Kratt studied the dragonmaster for long moments, as if he were looking upon a particularly intricate work of ceramic art that he highly detested. The sweet, cloying scent of ambergris filled the air.
“She’s to enter Arena,” he finally said, voice soft and toxic.
Confusion passed over the dragonmaster’s face. “I know it.”
“Today the Ashgon issued the Bill. Her name is on it.”
The Ashgon: the titular head of the Malacarite branch of Ranon ki Cinai, and the sacred advisor to the Emperor. Every year, the Ashgon’s Bill stated which apprentices, from what Clutch, would perform Abbasin Shinchiwouk. The number of times each apprentice would be required to enter Arena, and the hour at which each Clutch bull would perform, was also included on the document. Egg had lectured us at length about the Bill, stressing that the names a Clutch dragonmaster presented in advance to the Ashgon helped the Emperor’s sacred advisor decide whom to include on his holy statement of reckoning.
The Bill, reprinted by the thousands, helped spectators lay wagers and Clutch overseers form alliances and increase their wealth and status during the eight days of Arena.
The dragonmaster now looked angry in his confusion. “So her name is on the Bill, despite my recommendations otherwise. We expected as much.”

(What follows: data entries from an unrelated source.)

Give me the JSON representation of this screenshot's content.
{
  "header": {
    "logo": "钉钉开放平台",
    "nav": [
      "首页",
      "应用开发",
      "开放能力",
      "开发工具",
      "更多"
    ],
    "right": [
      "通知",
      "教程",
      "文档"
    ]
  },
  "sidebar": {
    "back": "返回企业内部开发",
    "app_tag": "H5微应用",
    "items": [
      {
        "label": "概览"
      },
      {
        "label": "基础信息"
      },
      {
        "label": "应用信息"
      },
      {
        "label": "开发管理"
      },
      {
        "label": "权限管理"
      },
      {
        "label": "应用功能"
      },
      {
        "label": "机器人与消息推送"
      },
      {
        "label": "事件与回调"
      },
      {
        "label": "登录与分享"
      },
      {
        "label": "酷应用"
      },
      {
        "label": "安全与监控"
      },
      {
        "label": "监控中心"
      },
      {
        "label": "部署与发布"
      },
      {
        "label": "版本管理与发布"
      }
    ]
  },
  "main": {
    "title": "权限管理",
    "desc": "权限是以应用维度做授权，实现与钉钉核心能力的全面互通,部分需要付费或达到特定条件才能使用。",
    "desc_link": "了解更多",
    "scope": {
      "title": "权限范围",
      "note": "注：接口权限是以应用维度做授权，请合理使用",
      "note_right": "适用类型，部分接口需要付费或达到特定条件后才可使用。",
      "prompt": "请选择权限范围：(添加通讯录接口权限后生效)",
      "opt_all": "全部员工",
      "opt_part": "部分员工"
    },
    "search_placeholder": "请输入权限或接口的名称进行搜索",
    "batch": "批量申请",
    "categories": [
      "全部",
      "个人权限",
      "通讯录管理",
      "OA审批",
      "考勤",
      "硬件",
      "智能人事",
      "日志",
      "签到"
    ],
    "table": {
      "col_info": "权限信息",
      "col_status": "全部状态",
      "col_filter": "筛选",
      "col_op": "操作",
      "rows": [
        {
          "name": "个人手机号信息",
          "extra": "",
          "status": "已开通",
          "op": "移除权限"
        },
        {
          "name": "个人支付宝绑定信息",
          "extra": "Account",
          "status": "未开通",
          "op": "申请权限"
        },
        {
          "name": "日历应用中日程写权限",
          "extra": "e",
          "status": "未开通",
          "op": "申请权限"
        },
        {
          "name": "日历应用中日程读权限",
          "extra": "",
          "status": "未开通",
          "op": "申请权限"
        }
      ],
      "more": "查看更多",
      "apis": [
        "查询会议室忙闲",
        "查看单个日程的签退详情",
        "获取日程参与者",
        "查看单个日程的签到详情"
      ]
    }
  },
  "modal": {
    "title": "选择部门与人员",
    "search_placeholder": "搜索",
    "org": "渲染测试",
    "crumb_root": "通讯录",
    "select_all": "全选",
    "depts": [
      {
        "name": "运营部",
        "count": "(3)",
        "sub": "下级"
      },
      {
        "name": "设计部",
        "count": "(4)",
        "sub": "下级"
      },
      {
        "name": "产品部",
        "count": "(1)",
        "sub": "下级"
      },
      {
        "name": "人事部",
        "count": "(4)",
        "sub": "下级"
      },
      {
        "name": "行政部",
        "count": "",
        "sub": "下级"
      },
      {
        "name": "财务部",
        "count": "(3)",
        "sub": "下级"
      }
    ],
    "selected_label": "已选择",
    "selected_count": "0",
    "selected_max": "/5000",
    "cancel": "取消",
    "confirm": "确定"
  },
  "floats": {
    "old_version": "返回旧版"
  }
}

“Ah, but the Ashgon has given the Bill teeth, Komikon. Look for yourself.” Kratt extended the hand that held the scroll.
The dragonmaster looked from the rolled parchment to Kratt, then back again. It was illegal for a Mottled Belly to know the hieratic arts, even a half-breed piebald like the Komikon.
Pursing his lips, he came to a decision, took the scroll, and moved outside a few feet, that the rising moon’s light might help him read. I’d underestimated the breadth of both his skills and his courage.

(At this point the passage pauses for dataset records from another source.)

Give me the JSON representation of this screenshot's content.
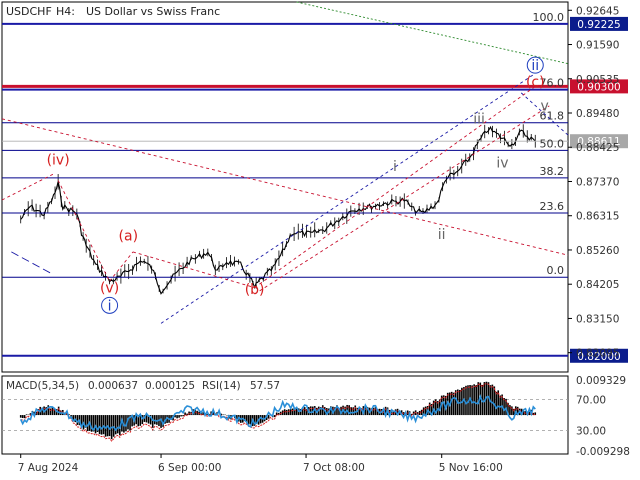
{
  "header": {
    "symbol": "USDCHF",
    "timeframe": "H4:",
    "description": "US Dollar vs Swiss Franc"
  },
  "colors": {
    "blue_line": "#1a1aa6",
    "red_line": "#c8102e",
    "fib_line": "#00008b",
    "wave_red": "#d62020",
    "wave_blue": "#1f3fbf",
    "wave_gray": "#666666",
    "macd_black": "#000000",
    "macd_signal": "#d62020",
    "rsi": "#2a8fd8",
    "price_tag_dark": "#0b1c8c",
    "price_tag_red": "#c8102e",
    "price_tag_gray": "#a8a8a8"
  },
  "chart_data": [
    {
      "type": "line",
      "subtype": "candlestick price chart",
      "title": "USDCHF, H4: US Dollar vs Swiss Franc",
      "x_ticks": [
        "7 Aug 2024",
        "6 Sep 00:00",
        "7 Oct 08:00",
        "5 Nov 16:00"
      ],
      "y_ticks": [
        "0.92645",
        "0.91590",
        "0.90535",
        "0.89480",
        "0.88425",
        "0.87370",
        "0.86315",
        "0.85260",
        "0.84205",
        "0.83150",
        "0.82095"
      ],
      "ylim": [
        0.815,
        0.929
      ],
      "price_series": [
        {
          "x": "2024-08-07",
          "y": 0.862
        },
        {
          "x": "2024-08-09",
          "y": 0.866
        },
        {
          "x": "2024-08-12",
          "y": 0.8635
        },
        {
          "x": "2024-08-14",
          "y": 0.869
        },
        {
          "x": "2024-08-15",
          "y": 0.873
        },
        {
          "x": "2024-08-16",
          "y": 0.866
        },
        {
          "x": "2024-08-19",
          "y": 0.864
        },
        {
          "x": "2024-08-20",
          "y": 0.858
        },
        {
          "x": "2024-08-21",
          "y": 0.854
        },
        {
          "x": "2024-08-23",
          "y": 0.848
        },
        {
          "x": "2024-08-26",
          "y": 0.843
        },
        {
          "x": "2024-08-28",
          "y": 0.844
        },
        {
          "x": "2024-09-02",
          "y": 0.8495
        },
        {
          "x": "2024-09-04",
          "y": 0.847
        },
        {
          "x": "2024-09-06",
          "y": 0.84
        },
        {
          "x": "2024-09-09",
          "y": 0.845
        },
        {
          "x": "2024-09-12",
          "y": 0.849
        },
        {
          "x": "2024-09-16",
          "y": 0.852
        },
        {
          "x": "2024-09-18",
          "y": 0.846
        },
        {
          "x": "2024-09-20",
          "y": 0.849
        },
        {
          "x": "2024-09-23",
          "y": 0.848
        },
        {
          "x": "2024-09-25",
          "y": 0.844
        },
        {
          "x": "2024-09-26",
          "y": 0.841
        },
        {
          "x": "2024-09-27",
          "y": 0.843
        },
        {
          "x": "2024-09-30",
          "y": 0.847
        },
        {
          "x": "2024-10-02",
          "y": 0.852
        },
        {
          "x": "2024-10-04",
          "y": 0.858
        },
        {
          "x": "2024-10-08",
          "y": 0.8575
        },
        {
          "x": "2024-10-11",
          "y": 0.859
        },
        {
          "x": "2024-10-14",
          "y": 0.862
        },
        {
          "x": "2024-10-17",
          "y": 0.865
        },
        {
          "x": "2024-10-21",
          "y": 0.866
        },
        {
          "x": "2024-10-24",
          "y": 0.867
        },
        {
          "x": "2024-10-28",
          "y": 0.868
        },
        {
          "x": "2024-10-30",
          "y": 0.865
        },
        {
          "x": "2024-11-01",
          "y": 0.864
        },
        {
          "x": "2024-11-04",
          "y": 0.867
        },
        {
          "x": "2024-11-06",
          "y": 0.875
        },
        {
          "x": "2024-11-08",
          "y": 0.876
        },
        {
          "x": "2024-11-11",
          "y": 0.881
        },
        {
          "x": "2024-11-13",
          "y": 0.886
        },
        {
          "x": "2024-11-15",
          "y": 0.89
        },
        {
          "x": "2024-11-18",
          "y": 0.887
        },
        {
          "x": "2024-11-20",
          "y": 0.885
        },
        {
          "x": "2024-11-22",
          "y": 0.889
        },
        {
          "x": "2024-11-25",
          "y": 0.8861
        }
      ],
      "horizontal_levels": [
        {
          "price": 0.92225,
          "label": "0.92225",
          "color": "blue_line",
          "fib": "100.0"
        },
        {
          "price": 0.903,
          "label": "0.90300",
          "color": "red_line",
          "fib": ""
        },
        {
          "price": 0.902,
          "label": "",
          "color": "blue_line",
          "fib": "76.0"
        },
        {
          "price": 0.8918,
          "label": "",
          "color": "fib_line",
          "fib": "61.8"
        },
        {
          "price": 0.88611,
          "label": "0.88611",
          "color": "price_tag_gray",
          "fib": ""
        },
        {
          "price": 0.8833,
          "label": "",
          "color": "fib_line",
          "fib": "50.0"
        },
        {
          "price": 0.8748,
          "label": "",
          "color": "fib_line",
          "fib": "38.2"
        },
        {
          "price": 0.864,
          "label": "",
          "color": "fib_line",
          "fib": "23.6"
        },
        {
          "price": 0.8442,
          "label": "",
          "color": "fib_line",
          "fib": "0.0"
        },
        {
          "price": 0.82,
          "label": "0.82000",
          "color": "blue_line",
          "fib": ""
        }
      ],
      "wave_labels": [
        {
          "text": "(iv)",
          "x": "2024-08-15",
          "y": 0.879,
          "color": "wave_red",
          "circled": false
        },
        {
          "text": "(a)",
          "x": "2024-08-30",
          "y": 0.8555,
          "color": "wave_red",
          "circled": false
        },
        {
          "text": "(v)",
          "x": "2024-08-26",
          "y": 0.8395,
          "color": "wave_red",
          "circled": false
        },
        {
          "text": "i",
          "x": "2024-08-26",
          "y": 0.834,
          "color": "wave_blue",
          "circled": true
        },
        {
          "text": "(b)",
          "x": "2024-09-26",
          "y": 0.839,
          "color": "wave_red",
          "circled": false
        },
        {
          "text": "i",
          "x": "2024-10-26",
          "y": 0.877,
          "color": "wave_gray",
          "circled": false
        },
        {
          "text": "ii",
          "x": "2024-11-05",
          "y": 0.856,
          "color": "wave_gray",
          "circled": false
        },
        {
          "text": "iii",
          "x": "2024-11-13",
          "y": 0.8915,
          "color": "wave_gray",
          "circled": false
        },
        {
          "text": "iv",
          "x": "2024-11-18",
          "y": 0.878,
          "color": "wave_gray",
          "circled": false
        },
        {
          "text": "v",
          "x": "2024-11-27",
          "y": 0.8955,
          "color": "wave_gray",
          "circled": false
        },
        {
          "text": "(c)",
          "x": "2024-11-25",
          "y": 0.903,
          "color": "wave_red",
          "circled": false
        },
        {
          "text": "ii",
          "x": "2024-11-25",
          "y": 0.908,
          "color": "wave_blue",
          "circled": true
        }
      ]
    },
    {
      "type": "line",
      "subtype": "oscillator panel",
      "title": "MACD(5,34,5) 0.000637 0.000125 RSI(14) 57.57",
      "macd_params": "MACD(5,34,5)",
      "macd_value": 0.000637,
      "signal_value": 0.000125,
      "rsi_params": "RSI(14)",
      "rsi_value": 57.57,
      "y_ticks": [
        "0.009329",
        "70.00",
        "30.00",
        "-0.009298"
      ],
      "macd_series": [
        {
          "x": "2024-08-07",
          "y": -0.001
        },
        {
          "x": "2024-08-12",
          "y": 0.002
        },
        {
          "x": "2024-08-16",
          "y": 0.0015
        },
        {
          "x": "2024-08-20",
          "y": -0.003
        },
        {
          "x": "2024-08-26",
          "y": -0.0055
        },
        {
          "x": "2024-09-02",
          "y": -0.002
        },
        {
          "x": "2024-09-06",
          "y": -0.003
        },
        {
          "x": "2024-09-12",
          "y": 0.001
        },
        {
          "x": "2024-09-18",
          "y": 0.0005
        },
        {
          "x": "2024-09-26",
          "y": -0.0025
        },
        {
          "x": "2024-10-02",
          "y": 0.001
        },
        {
          "x": "2024-10-11",
          "y": 0.002
        },
        {
          "x": "2024-10-21",
          "y": 0.002
        },
        {
          "x": "2024-10-30",
          "y": 0.0005
        },
        {
          "x": "2024-11-08",
          "y": 0.006
        },
        {
          "x": "2024-11-15",
          "y": 0.008
        },
        {
          "x": "2024-11-20",
          "y": 0.002
        },
        {
          "x": "2024-11-25",
          "y": 0.000637
        }
      ],
      "rsi_series": [
        {
          "x": "2024-08-07",
          "y": 42
        },
        {
          "x": "2024-08-12",
          "y": 58
        },
        {
          "x": "2024-08-16",
          "y": 55
        },
        {
          "x": "2024-08-20",
          "y": 38
        },
        {
          "x": "2024-08-26",
          "y": 32
        },
        {
          "x": "2024-09-02",
          "y": 50
        },
        {
          "x": "2024-09-06",
          "y": 40
        },
        {
          "x": "2024-09-12",
          "y": 58
        },
        {
          "x": "2024-09-18",
          "y": 52
        },
        {
          "x": "2024-09-26",
          "y": 38
        },
        {
          "x": "2024-10-02",
          "y": 62
        },
        {
          "x": "2024-10-11",
          "y": 55
        },
        {
          "x": "2024-10-21",
          "y": 58
        },
        {
          "x": "2024-10-30",
          "y": 46
        },
        {
          "x": "2024-11-08",
          "y": 68
        },
        {
          "x": "2024-11-15",
          "y": 70
        },
        {
          "x": "2024-11-20",
          "y": 48
        },
        {
          "x": "2024-11-25",
          "y": 57.57
        }
      ]
    }
  ]
}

“At the bottom,” Kratt said. “Beside the Ashgon’s seal.”
The dragonmaster unrolled the scroll to its full length and with a mighty scowl read the paper.
He looked up. “It says here that a Clutch forfeits eight years of the right to perform Abbasin Shinchiwouk if a Bill-listed apprentice doesn’t show.”

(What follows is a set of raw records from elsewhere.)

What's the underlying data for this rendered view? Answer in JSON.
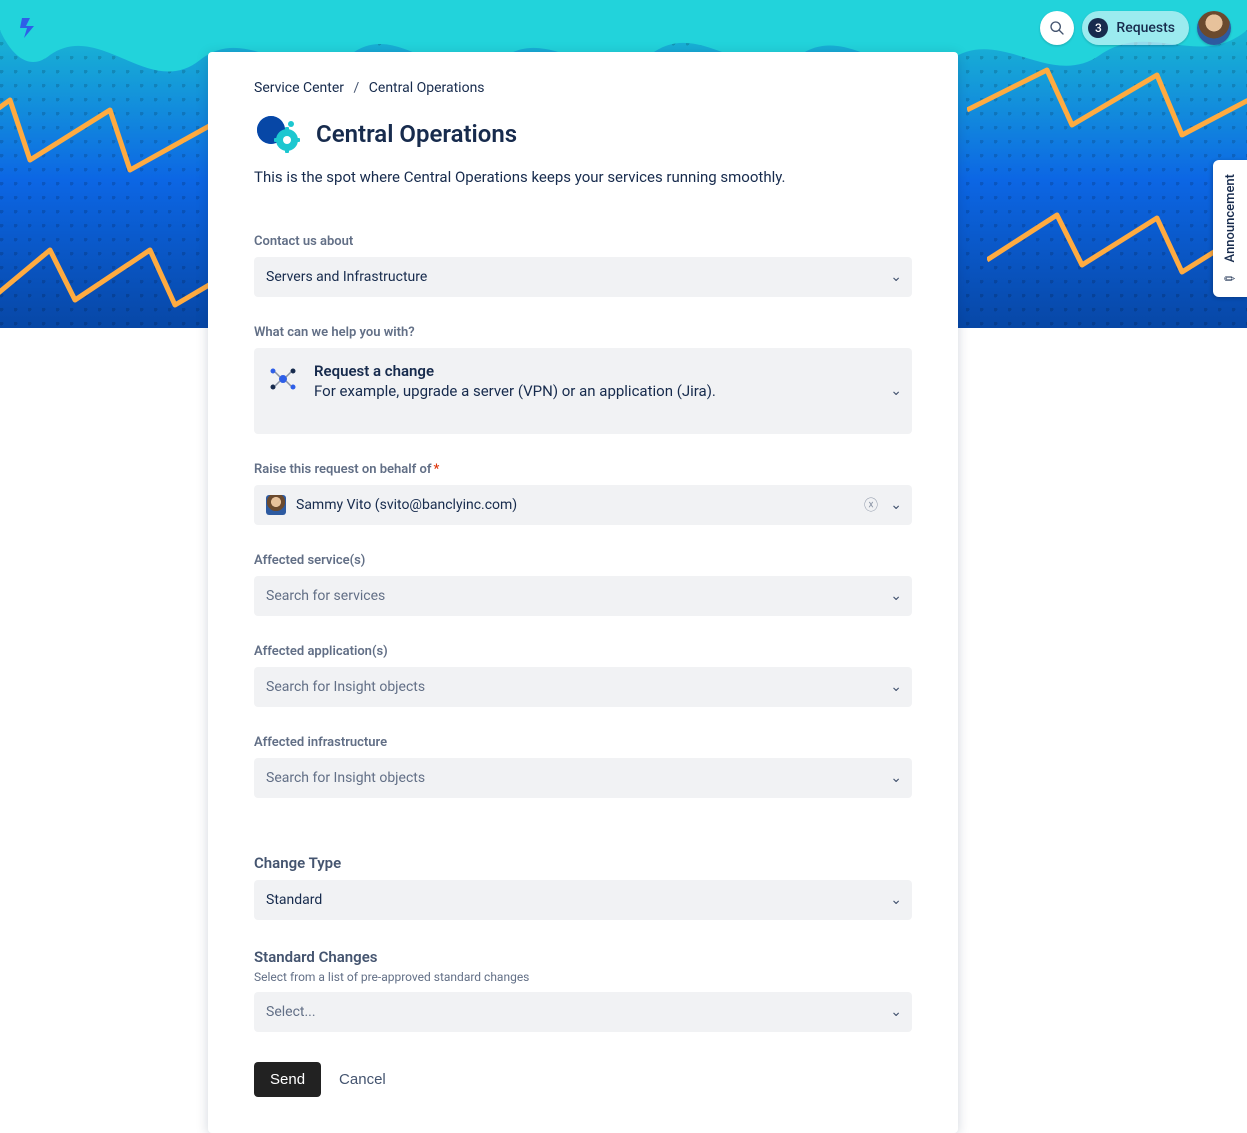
{
  "topbar": {
    "requests_count": "3",
    "requests_label": "Requests"
  },
  "announcement_label": "Announcement",
  "breadcrumb": {
    "root": "Service Center",
    "current": "Central Operations"
  },
  "page": {
    "title": "Central Operations",
    "description": "This is the spot where Central Operations keeps your services running smoothly."
  },
  "form": {
    "contact_label": "Contact us about",
    "contact_value": "Servers and Infrastructure",
    "help_label": "What can we help you with?",
    "help_title": "Request a change",
    "help_desc": "For example, upgrade a server (VPN) or an application (Jira).",
    "behalf_label": "Raise this request on behalf of",
    "behalf_value": "Sammy Vito (svito@banclyinc.com)",
    "services_label": "Affected service(s)",
    "services_placeholder": "Search for services",
    "applications_label": "Affected application(s)",
    "applications_placeholder": "Search for Insight objects",
    "infrastructure_label": "Affected infrastructure",
    "infrastructure_placeholder": "Search for Insight objects",
    "change_type_label": "Change Type",
    "change_type_value": "Standard",
    "standard_changes_label": "Standard Changes",
    "standard_changes_sublabel": "Select from a list of pre-approved standard changes",
    "standard_changes_placeholder": "Select...",
    "send": "Send",
    "cancel": "Cancel"
  }
}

“Yes, Komikon,” Kratt drawled. “It does state such.”
“Since when has this been the law?”
“Since the Ranreeb informed the Ashgon of my knowledge of a certain Temple fortress hidden in the jungle, I imagine. Since I kidnapped two of the women they’d imprisoned in that secret place.”
The dragonmaster shook the Bill angrily and a muscle below his left eye began twitching. “Apprentices fall ill, get wounded. A fifth of the names on this won’t appear at Arena because of either illness or desertion! It’s always the way.”
“And substitutes will be found for them.”
The dragonmaster stared at Kratt, then swung his gaze upon me.
“But no substitute could ever be found for her, hey-o! The Ranreeb knows what she looks like, and her eyes bespeak years of venom use. No rishi has such eyes.”
“Clever man,” Kratt said quietly, acidly.
“The Ranreeb expects his assassin to be successful. He means not only to have the Dirwalan Babu murdered here, in these stables, but he means to ruin you as well in the process.”
“For permitting the deviant to enter my stables, yes,” Kratt murmured, and his voice dropped lower and his eyes turned upon me. My heart stilled. “For knowing about the rite, and guessing what knowledge I might glean from a woman who performs such.”
“You’ll station more guards here,” the dragonmaster said. It came not as a request, but an announcement of fact.
“Yes.” Still, Kratt’s blue eyes impaled me. Sweat trickled down the insides of my arms. “More guards, to protect not only her, but every single apprentice within these walls. Eight years without entering Arena would ruin me, Komikon. No Clutch could survive such.”
The dragonmaster cursed and spat on the ground.
“But I’ve really no fear of her dying while in my stables, have I?” Kratt murmured. He looked from where he’d been studying me to the dragonmaster. Steel entered his tone. “Because she’s the Dirwalan Babu. Isn’t she, Komikon? The Skykeeper’s Daughter?”
“You know it,” the dragonmaster replied shortly. “You’ve twice seen the bird appear in her defense.”
“Yet it didn’t rescue her from that fortress.”
“She couldn’t summon it in her state! There are boundaries, limits; the otherpowers of the Realm are structured by certain laws.”